Nach langen Beratungen zwischen Anklage und Verteidigern und einigem Hin und Her mit ihren eigenen Anwälten erklärten sich die drei Männer am Donnerstag schließlich bereit, einer Verständigung mit der Staatsanwaltschaft zuzustimmen. „Das Geständnis müsste die Beweisaufnahme aber stark verkürzen, ein spätes Geständnis lasse ich nicht gelten“, sagte der Staatsanwalt.

Entsprechend räumten die drei Männer über ihre Anwälte die Vorwürfe ein. Die damalige Beute haben die Männer offenbar verkauft. Allerdings hätten sie mit rund 30 000 Euro nur ein Zehntel des eigentlichen Wertes der Waren bekommen, so der Anwalt des Dritten im Bunde. „Es handelte sich um Spezialwerkzeug, das nicht wirklich profitabel veräußert werden konnte“, so der Anwalt in einer Erklärung.
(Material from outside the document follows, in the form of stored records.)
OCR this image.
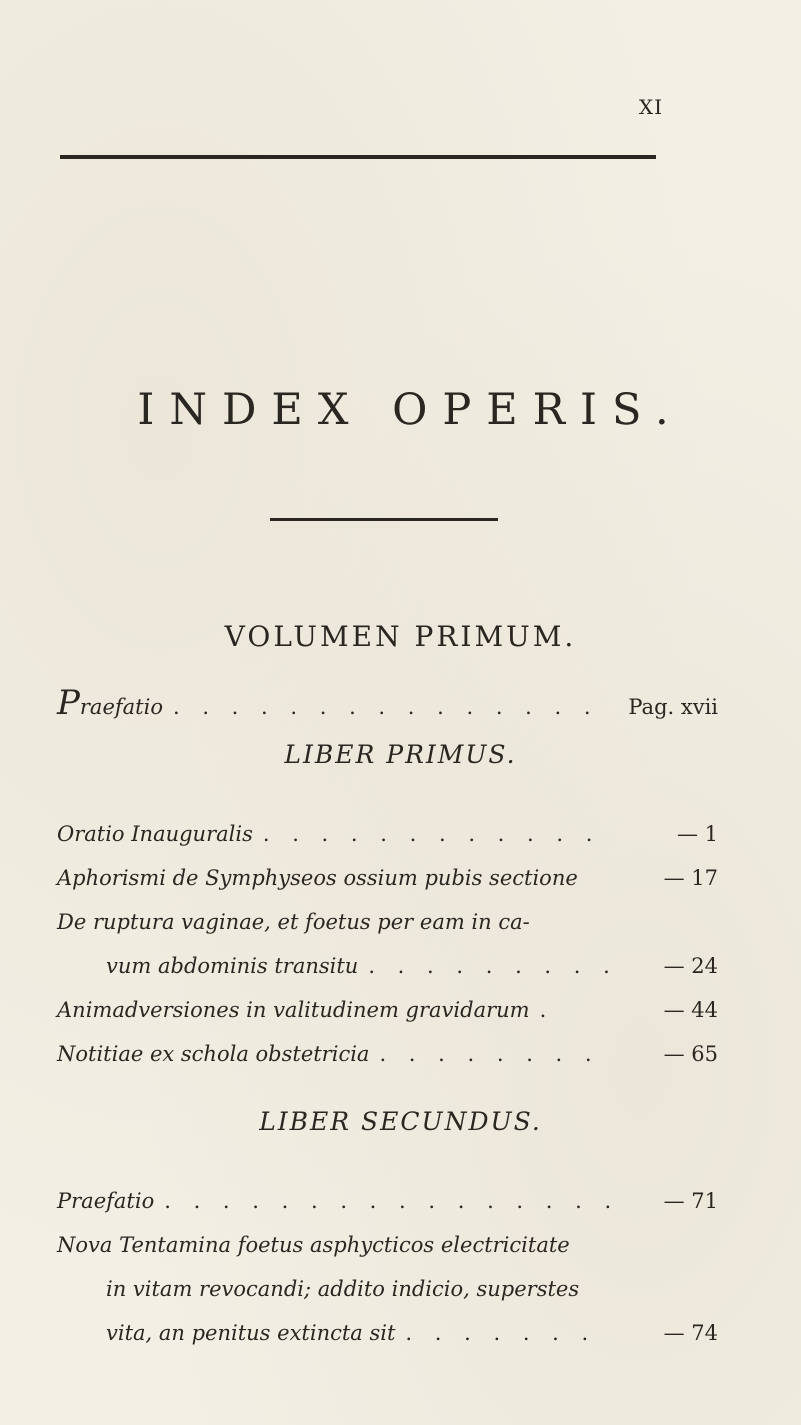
XI
INDEX OPERIS.
VOLUMEN PRIMUM.
Praefatio . . . . . . . . . . . . . . .	Pag. xvii
LIBER PRIMUS.
Oratio Inauguralis . . . . . . . . . . . .	— 1
Aphorismi de Symphyseos ossium pubis sectione	— 17
De ruptura vaginae, et foetus per eam in ca-
vum abdominis transitu . . . . . . . . .	— 24
Animadversiones in valitudinem gravidarum .	— 44
Notitiae ex schola obstetricia . . . . . . . .	— 65
LIBER SECUNDUS.
Praefatio . . . . . . . . . . . . . . . .	— 71
Nova Tentamina foetus asphycticos electricitate
in vitam revocandi; addito indicio, superstes
vita, an penitus extincta sit . . . . . . .	— 74
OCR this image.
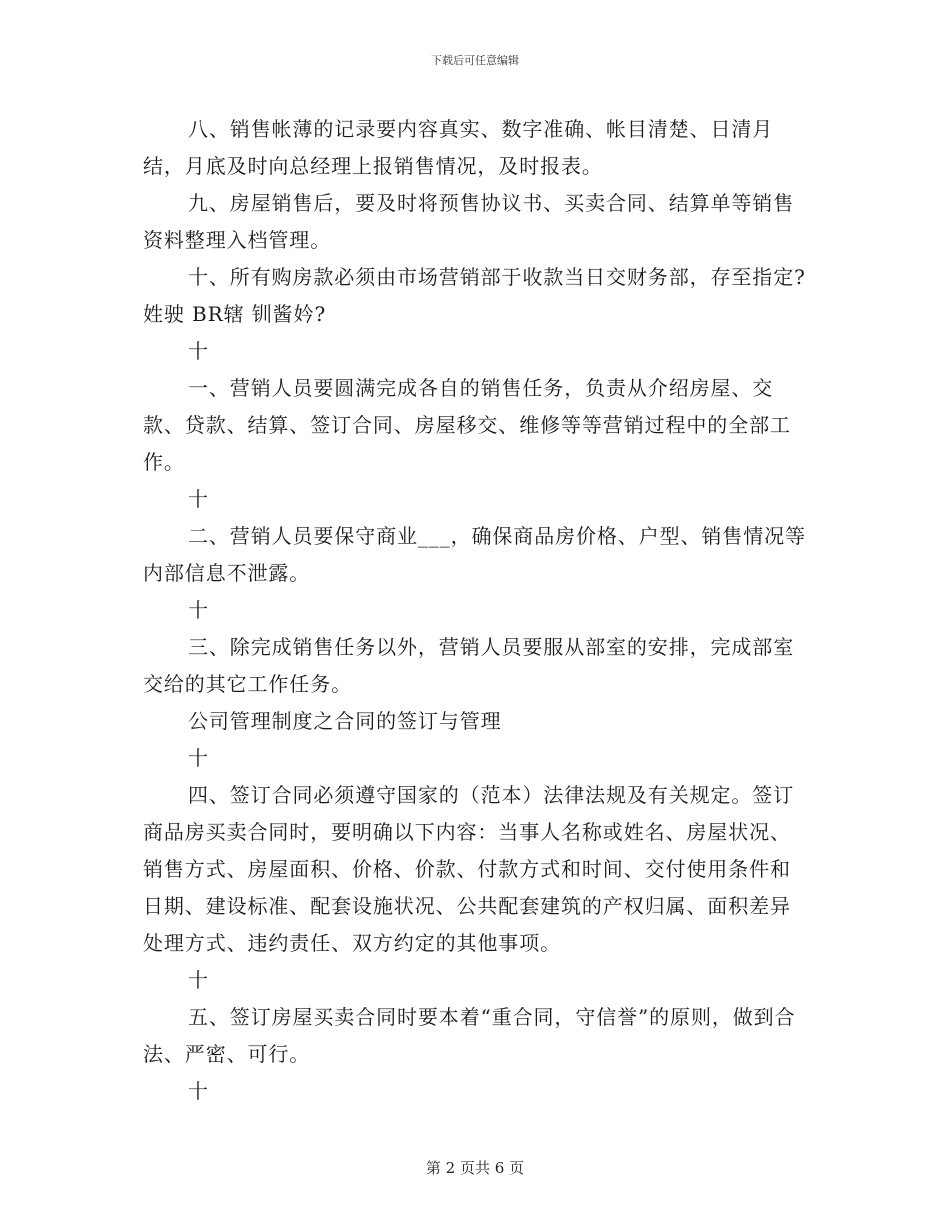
下载后可任意编辑

八、销售帐薄的记录要内容真实、数字准确、帐目清楚、日清月结，月底及时向总经理上报销售情况，及时报表。

九、房屋销售后，要及时将预售协议书、买卖合同、结算单等销售资料整理入档管理。

十、所有购房款必须由市场营销部于收款当日交财务部，存至指定? 姓驶 BR辖 钏酱妗?

十

一、营销人员要圆满完成各自的销售任务，负责从介绍房屋、交款、贷款、结算、签订合同、房屋移交、维修等等营销过程中的全部工作。

十

二、营销人员要保守商业___，确保商品房价格、户型、销售情况等内部信息不泄露。

十

三、除完成销售任务以外，营销人员要服从部室的安排，完成部室交给的其它工作任务。

公司管理制度之合同的签订与管理

十

四、签订合同必须遵守国家的（范本）法律法规及有关规定。签订商品房买卖合同时，要明确以下内容：当事人名称或姓名、房屋状况、销售方式、房屋面积、价格、价款、付款方式和时间、交付使用条件和日期、建设标准、配套设施状况、公共配套建筑的产权归属、面积差异处理方式、违约责任、双方约定的其他事项。

十

五、签订房屋买卖合同时要本着“重合同，守信誉”的原则，做到合法、严密、可行。

十

第 2 页共 6 页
Für ihr Geständnis wurde den teils einschlägig Vorbestraften Entgegenkommen zugesichert. Während der Jüngste im Bunde voraussichtlich mit weniger als zwei Jahren Haft davonkommt, die zur Bewährung ausgesetzt werden könnten, drohen seinem Vater bis zu fünf Jahre Haft. Ihr mutmaßlicher Komplize wird voraussichtlich für gut drei Jahre ins Gefängnis geschickt. Dem 30-Jährigen droht allerdings weiteres Ungemach: Gegen ihn ist ein separates Verfahren anhängig. Vorgeworfen werden ihm dabei ebenfalls schwerer Diebstahl und Hehlerei. Möglicherweise wird also auch er nicht um eine Gefängnisstrafe herumkommen.